In a new push to weed out corruption and graft, Qatar’s public prosecution’s office has launched an advertising campaign urging residents to act as government whistleblowers.
Yesterday, the campaign debuted with an advertisement in Al Raya. The main text states, “Qatar deserves to be protected from corruption.”
In a play on the famous maxim of the three wise monkeys, who “see no evil, hear no evil, speak no evil,” this ad features two men and a woman pantomiming, “I hear, I see and I speak.”
In an interview with Doha News, a representative at the public prosecution’s office explained that the aim of the campaign was to encourage Qatar residents to report financial corruption in government organizations, including bribes and embezzlement of public funds.
“The complaint could be against any regular employee in the government sector or a high-ranking official like the vice president of an organization,” he said.
The ad states that corruption causes “economic, political and social instability.”
Speaking to Al Raya, many businessmen said that the private sector in Qatar suffers a great deal from corruption, especially when companies illegally win bids and contracts through bribes, while other law-abiding companies are left to suffer from financial loss.
The advertisement also promises, “The hand of justice will catch you.”
This is not the first time that Qatar has sought help from residents in keeping the country in pristine shape.
Last year, authorities launched a public awareness campaign aimed at reducing littering, abandoning vehicles and spitting in public, among other bad habits.
However, the campaign’s billboards and posters – some of which depicted a cartoon silhouette of a boy peeking out from behind a table with the text “We all see you/You are not alone” – caused confusion and concern among some residents who said it made them feel like the government was spying on them.
Although Qatar is considered one of the least corrupt countries in the Middle East, the nation has been stepping up efforts to eradicate corruption from the public sector since the new Emir took power in 2013.
In April 2014 for example, a Syrian woman was convicted of trying to bribe a Civil Defense officer in Qatar, as part of the ongoing government crackdown building safety, following the deadly 2012 Villiago Mall fire.
She remains out of jail pending her appeal verdict.
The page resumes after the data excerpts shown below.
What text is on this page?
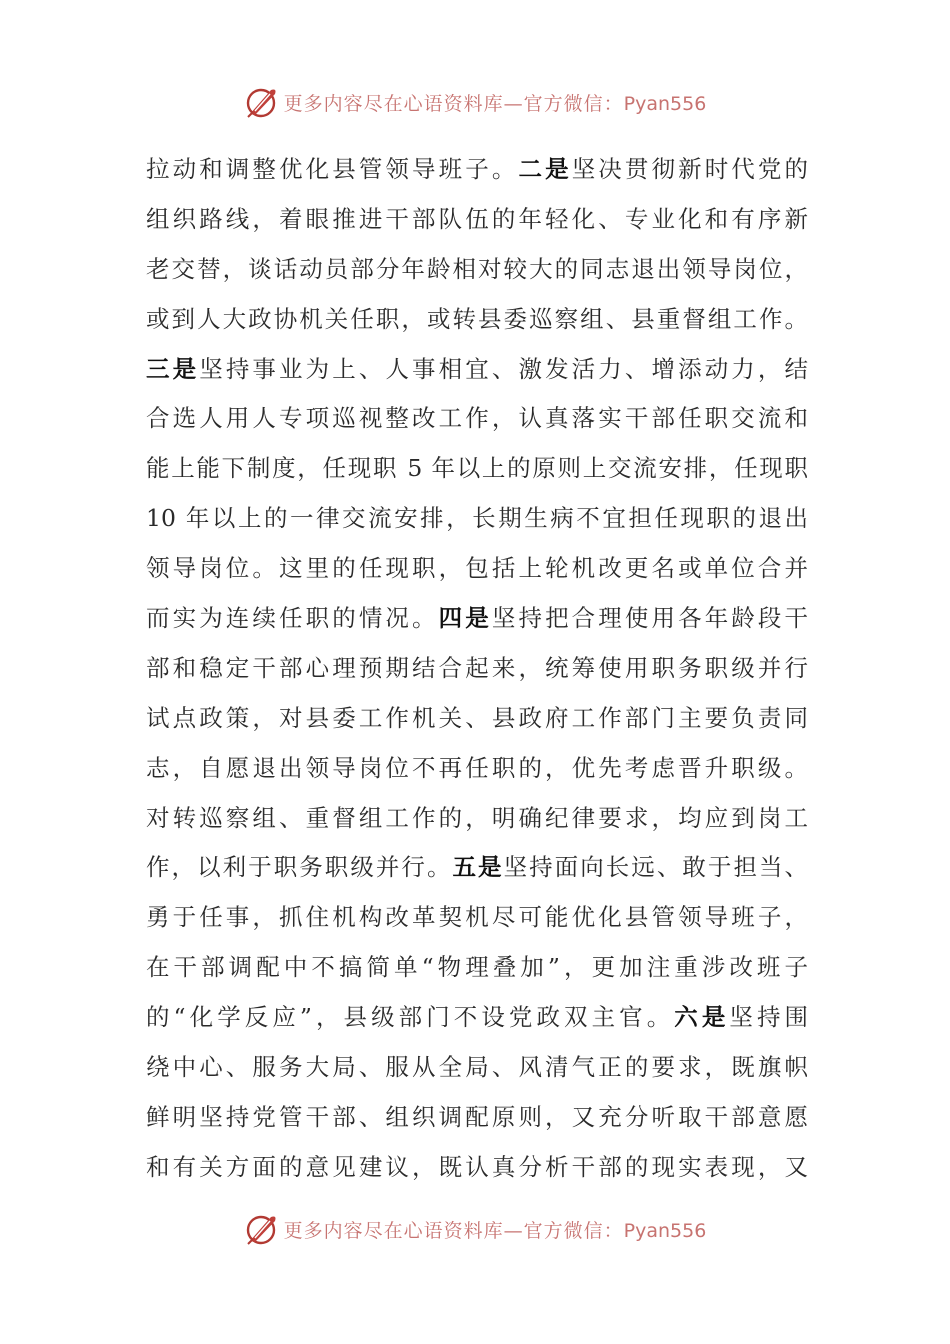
更多内容尽在心语资料库—官方微信：Pyan556
拉动和调整优化县管领导班子。二是坚决贯彻新时代党的
组织路线，着眼推进干部队伍的年轻化、专业化和有序新
老交替，谈话动员部分年龄相对较大的同志退出领导岗位，
或到人大政协机关任职，或转县委巡察组、县重督组工作。
三是坚持事业为上、人事相宜、激发活力、增添动力，结
合选人用人专项巡视整改工作，认真落实干部任职交流和
能上能下制度，任现职 5 年以上的原则上交流安排，任现职
10 年以上的一律交流安排，长期生病不宜担任现职的退出
领导岗位。这里的任现职，包括上轮机改更名或单位合并
而实为连续任职的情况。四是坚持把合理使用各年龄段干
部和稳定干部心理预期结合起来，统筹使用职务职级并行
试点政策，对县委工作机关、县政府工作部门主要负责同
志，自愿退出领导岗位不再任职的，优先考虑晋升职级。
对转巡察组、重督组工作的，明确纪律要求，均应到岗工
作，以利于职务职级并行。五是坚持面向长远、敢于担当、
勇于任事，抓住机构改革契机尽可能优化县管领导班子，
在干部调配中不搞简单“物理叠加”，更加注重涉改班子
的“化学反应”，县级部门不设党政双主官。六是坚持围
绕中心、服务大局、服从全局、风清气正的要求，既旗帜
鲜明坚持党管干部、组织调配原则，又充分听取干部意愿
和有关方面的意见建议，既认真分析干部的现实表现，又
更多内容尽在心语资料库—官方微信：Pyan556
If the lower court’s ruling is upheld, she faces a year in prison and deportation to her home country – as well as the forfeiture of QR10,000.
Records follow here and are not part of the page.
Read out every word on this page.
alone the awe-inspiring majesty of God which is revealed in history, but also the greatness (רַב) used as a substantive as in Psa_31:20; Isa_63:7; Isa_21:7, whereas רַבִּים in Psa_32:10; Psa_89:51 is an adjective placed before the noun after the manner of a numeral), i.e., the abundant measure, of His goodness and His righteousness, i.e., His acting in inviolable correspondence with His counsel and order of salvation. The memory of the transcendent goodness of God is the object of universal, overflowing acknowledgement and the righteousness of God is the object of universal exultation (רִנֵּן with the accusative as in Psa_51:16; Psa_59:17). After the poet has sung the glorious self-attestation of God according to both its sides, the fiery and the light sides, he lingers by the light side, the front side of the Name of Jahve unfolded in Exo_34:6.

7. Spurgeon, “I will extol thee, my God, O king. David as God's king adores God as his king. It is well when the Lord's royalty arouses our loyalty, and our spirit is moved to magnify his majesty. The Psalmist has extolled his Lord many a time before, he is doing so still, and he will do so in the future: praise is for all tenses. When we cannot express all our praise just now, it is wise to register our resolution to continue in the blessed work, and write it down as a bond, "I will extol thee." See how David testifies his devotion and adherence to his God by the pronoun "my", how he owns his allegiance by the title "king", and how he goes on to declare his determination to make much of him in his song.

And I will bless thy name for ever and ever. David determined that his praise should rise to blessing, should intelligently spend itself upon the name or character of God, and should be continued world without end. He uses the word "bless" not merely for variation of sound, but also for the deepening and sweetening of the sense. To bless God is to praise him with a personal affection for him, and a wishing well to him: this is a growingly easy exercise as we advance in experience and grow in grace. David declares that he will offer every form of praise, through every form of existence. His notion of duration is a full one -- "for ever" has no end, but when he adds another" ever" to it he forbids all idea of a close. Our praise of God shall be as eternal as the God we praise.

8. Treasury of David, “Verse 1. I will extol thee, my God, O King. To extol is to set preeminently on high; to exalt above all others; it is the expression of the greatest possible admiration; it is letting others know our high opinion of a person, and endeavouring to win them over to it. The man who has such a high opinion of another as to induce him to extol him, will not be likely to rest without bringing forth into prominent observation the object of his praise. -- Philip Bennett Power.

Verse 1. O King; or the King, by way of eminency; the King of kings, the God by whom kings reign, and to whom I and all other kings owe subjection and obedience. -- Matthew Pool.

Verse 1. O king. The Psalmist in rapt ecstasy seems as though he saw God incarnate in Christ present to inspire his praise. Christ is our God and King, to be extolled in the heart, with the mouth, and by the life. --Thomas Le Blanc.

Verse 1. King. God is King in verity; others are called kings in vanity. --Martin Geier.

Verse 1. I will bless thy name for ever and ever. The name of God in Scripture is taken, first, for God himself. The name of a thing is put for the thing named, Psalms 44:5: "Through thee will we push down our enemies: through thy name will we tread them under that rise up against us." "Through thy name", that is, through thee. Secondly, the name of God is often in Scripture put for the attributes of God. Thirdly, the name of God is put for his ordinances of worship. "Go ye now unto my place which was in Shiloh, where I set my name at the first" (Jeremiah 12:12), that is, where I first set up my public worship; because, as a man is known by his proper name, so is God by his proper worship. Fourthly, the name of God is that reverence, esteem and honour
In December, Qatar moved up two spots to 26th out of 175 countries around the world in terms of perceived levels of public sector corruption, according to a 2014 index.
While it maintained its favorable status, the 2014 report stated that graft and related issues remain the biggest challenge in the Middle East:
”Political elites in the region have systematically abused their authority and operate with often startling levels of impunity. They have safeguarded their personal interests through undue influence and networks of patronage,” the report said.
Residents who wish to submit complaints can call 33531999- 33431999, or email firstname.lastname@example.org. Anonymous tips are welcome, the representative said:
“Callers aren’t required to leave a name or any personal details to protect their identity and guarantee that no penalty will be taken against them.”
When asked about what happens in the case of false complaints due to office feuds or personal grudges, the representative said that the prosecution looks through all the complaints.
But they only open official investigations if there is enough suspicion or evidence to back them, he said, adding:
”We need to be sure that the complaint is valid before starting an official investigation because this will harm government officials’ reputations and status.”